Together with his colleagues at the DIFFER institute for fundamental energy research, Van Eden is searching for even more robust options than the current fusion reactor wall materials. Instead of a wall of solid heat resistent tungsten, the team are investigating a self-healing flow of liquid metal running over the reactor wall.
Unexpected self-protection
Van Eden: "Our laboratory facilities Pilot-PSI and Magnum-PSI are the only ones in the world that are able to expose materials to the extreme conditions at the wall of a fusion reactor." In his experiments in the Pilot-PSI facility, he ran a layer of liquid tin over a sponge-like tungsten holder. "When we exposed the liquid to reactor-like plasmas, we saw that the temperature stayed much lower than when we used a solid wall. Somehow, the liquid wall can cool itself."

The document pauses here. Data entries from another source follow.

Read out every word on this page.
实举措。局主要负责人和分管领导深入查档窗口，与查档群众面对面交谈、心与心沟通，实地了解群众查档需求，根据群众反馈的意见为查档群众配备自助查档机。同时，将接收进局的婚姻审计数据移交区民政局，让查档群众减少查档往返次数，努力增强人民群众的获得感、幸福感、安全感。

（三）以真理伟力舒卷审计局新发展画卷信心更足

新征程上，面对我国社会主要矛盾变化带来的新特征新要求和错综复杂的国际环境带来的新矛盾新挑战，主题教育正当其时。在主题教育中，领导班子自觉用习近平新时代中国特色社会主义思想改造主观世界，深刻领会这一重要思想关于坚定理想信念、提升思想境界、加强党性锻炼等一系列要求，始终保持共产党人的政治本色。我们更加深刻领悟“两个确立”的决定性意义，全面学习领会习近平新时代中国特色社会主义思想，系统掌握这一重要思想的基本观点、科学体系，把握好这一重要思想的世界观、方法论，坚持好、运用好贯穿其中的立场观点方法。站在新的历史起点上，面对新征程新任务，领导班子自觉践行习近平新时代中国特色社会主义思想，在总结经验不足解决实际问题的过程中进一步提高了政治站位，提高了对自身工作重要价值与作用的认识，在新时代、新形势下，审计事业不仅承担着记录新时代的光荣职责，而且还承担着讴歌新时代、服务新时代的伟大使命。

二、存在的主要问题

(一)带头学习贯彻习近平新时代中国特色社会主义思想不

The big question: where did the energy go? Van Eden: "Above our liquid layer a vapour cloud develops, which can catch the energy from the plasma and radiate it to all sides. This process of vapour shielding ensures that the energy is dispersed over a much larger area than when the plasma would strike the wall directly. It is also self-regulating: the more heat, the more vapour, which consequently cools the surface again."

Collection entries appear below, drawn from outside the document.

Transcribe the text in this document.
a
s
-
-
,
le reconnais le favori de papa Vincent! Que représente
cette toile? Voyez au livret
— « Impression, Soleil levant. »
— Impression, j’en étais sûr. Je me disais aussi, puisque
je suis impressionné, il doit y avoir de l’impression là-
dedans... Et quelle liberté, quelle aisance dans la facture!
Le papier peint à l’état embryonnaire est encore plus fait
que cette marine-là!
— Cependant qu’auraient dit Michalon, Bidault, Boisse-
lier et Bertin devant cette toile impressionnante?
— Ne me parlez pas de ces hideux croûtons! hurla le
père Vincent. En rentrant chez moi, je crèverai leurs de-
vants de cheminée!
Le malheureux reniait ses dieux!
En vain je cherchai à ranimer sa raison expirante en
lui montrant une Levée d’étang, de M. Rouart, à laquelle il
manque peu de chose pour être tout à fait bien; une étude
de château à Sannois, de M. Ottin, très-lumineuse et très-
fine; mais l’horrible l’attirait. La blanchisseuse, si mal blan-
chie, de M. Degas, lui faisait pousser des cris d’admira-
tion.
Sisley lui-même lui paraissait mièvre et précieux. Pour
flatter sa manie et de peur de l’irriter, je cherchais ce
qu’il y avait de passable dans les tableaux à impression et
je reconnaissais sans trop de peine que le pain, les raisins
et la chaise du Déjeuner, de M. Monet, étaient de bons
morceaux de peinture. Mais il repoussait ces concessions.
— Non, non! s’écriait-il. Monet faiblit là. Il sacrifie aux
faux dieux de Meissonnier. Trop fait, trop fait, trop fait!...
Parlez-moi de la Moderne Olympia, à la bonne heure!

Group leader Thomas Morgan (DIFFER): "In an experiment such as ITER, damage to the wall would mean loss of experimental time. In a blueprint fusion power plant like ITER's successor DEMO, a months-long repair time is out of the question. This makes the concept of a self-repairing, self-shielding reactor wall covered with liquid metal enormously attractive."
The road to fusion energy: ITER and DEMO
The international fusion reactor ITER is being built to prove the technical feasibility of fusion energy. ITER will start up around 2025 and is designed to be the first fusion experiment to generate more power from fusion (500 megawatts) than is needed to stabilise the reaction (50 megawatts). The fusion reaction will bombard the ITER wall with a 10 megawatt per square meter bombardment of heat and fast particles. This hovers at the edge of what current materials can manage. After successful experiments in ITER, attention will shift to building the demonstration fusion power plant DEMO in the '30s and '40s. This reactor is planned to deliver between 1500 and 2000 megawatt of electrical power to the grid.

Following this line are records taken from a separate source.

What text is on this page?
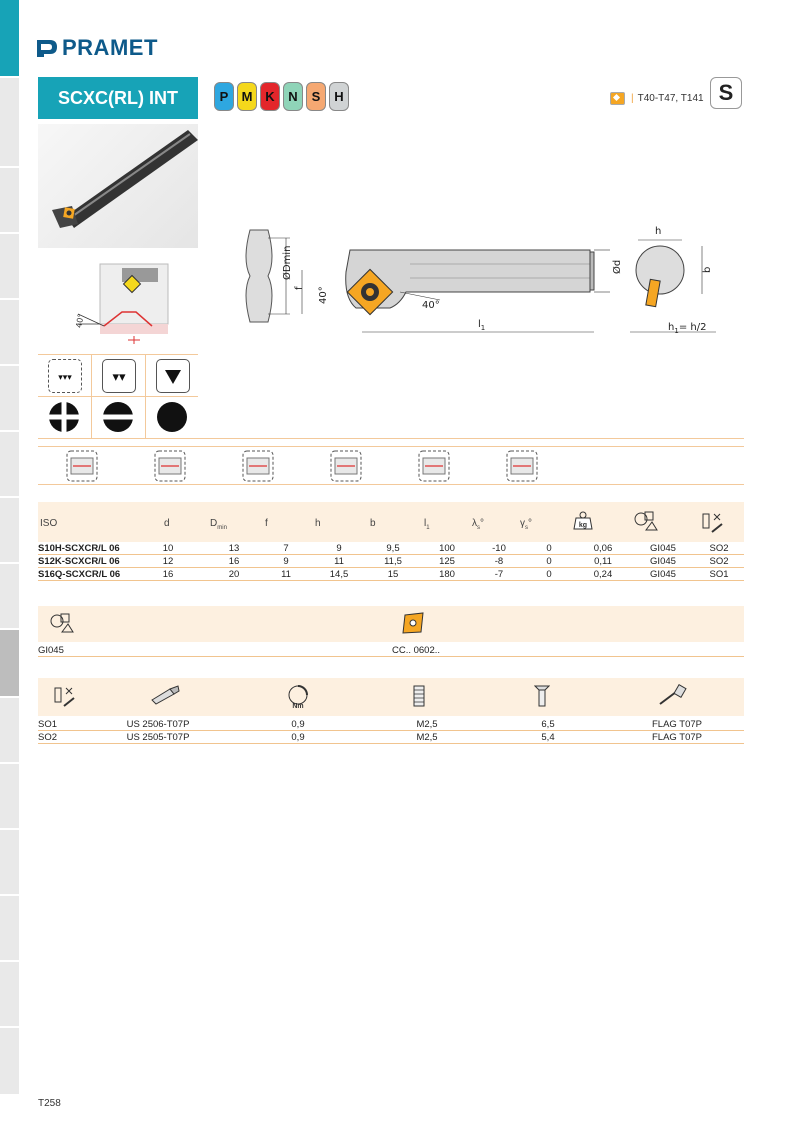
PRAMET
SCXC(RL) INT	P	M K	N	S	H	| T40-T47, T141 S
40°
▾▾▾	▾▾
ØDmin
f 40°
40°
$l_1$
Ød
h
b
$h_1= h/2$
ISO	d	$D_{min}$	f	h	b	$l_1$	$\lambda_s^\circ$	$\gamma_s^\circ$	kg
S10H-SCXCR/L 06	10	13	7	9	9,5	100	-10	0	0,06	GI045	SO2
S12K-SCXCR/L 06	12	16	9	11	11,5	125	-8	0	0,11	GI045	SO2
S16Q-SCXCR/L 06	16	20	11	14,5	15	180	-7	0	0,24	GI045	SO1
GI045	CC.. 0602..
Nm
SO1	US 2506-T07P	0,9	M2,5	6,5	FLAG T07P
SO2	US 2505-T07P	0,9	M2,5	5,4	FLAG T07P
T258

European collaboration in Horizon2020
Finding the right wall materials for a fusion reactor is one of the eight tasks of the European Horizon2020-programme EUROfusion. This programme contributes to the development of ITER and helps to design ITER's successor DEMO. As the national EUROfusion partner, DIFFER is helping Dutch researchers and companies to connect with the European fusion research.
Reference
Self-Regulated Plasma Heat Flux Mitigation Due to Liquid Sn Vapor Shielding, G.G. van Eden, T.W. Morgan, D.U.B. Aussems, M.A. van den Berg, K. Bystrov, and M.C.M. van de Sanden, Phys. Rev. Lett. 116, 135002 – Published 1 April 2016.
Contact
Stein van Eden, Plasma Surface Interactions, DIFFER, +31 40 333 48 95
Thomas Morgan, Plasma Surface Interactions, DIFFER, +31 40 333 48 24
Gieljan de Vries, Department of Communication DIFFER, +31 40 333 49 02
Video of the experiment
Front view and side view of liquid tin in the hot plasma beam of DIFFER's experiment Pilot-PSI. The centre of the target heats up and cools down in cycles. The researchers believe that this is the 'self-regulated heat flux mitigation': heating of the plasma leads to more evaporation. This consequently cools down the plasma, leading to a mitigated heat flux to the surface. As the surface cools, evaporation diminishes and the plasma heats the surface again, repeating the cycle.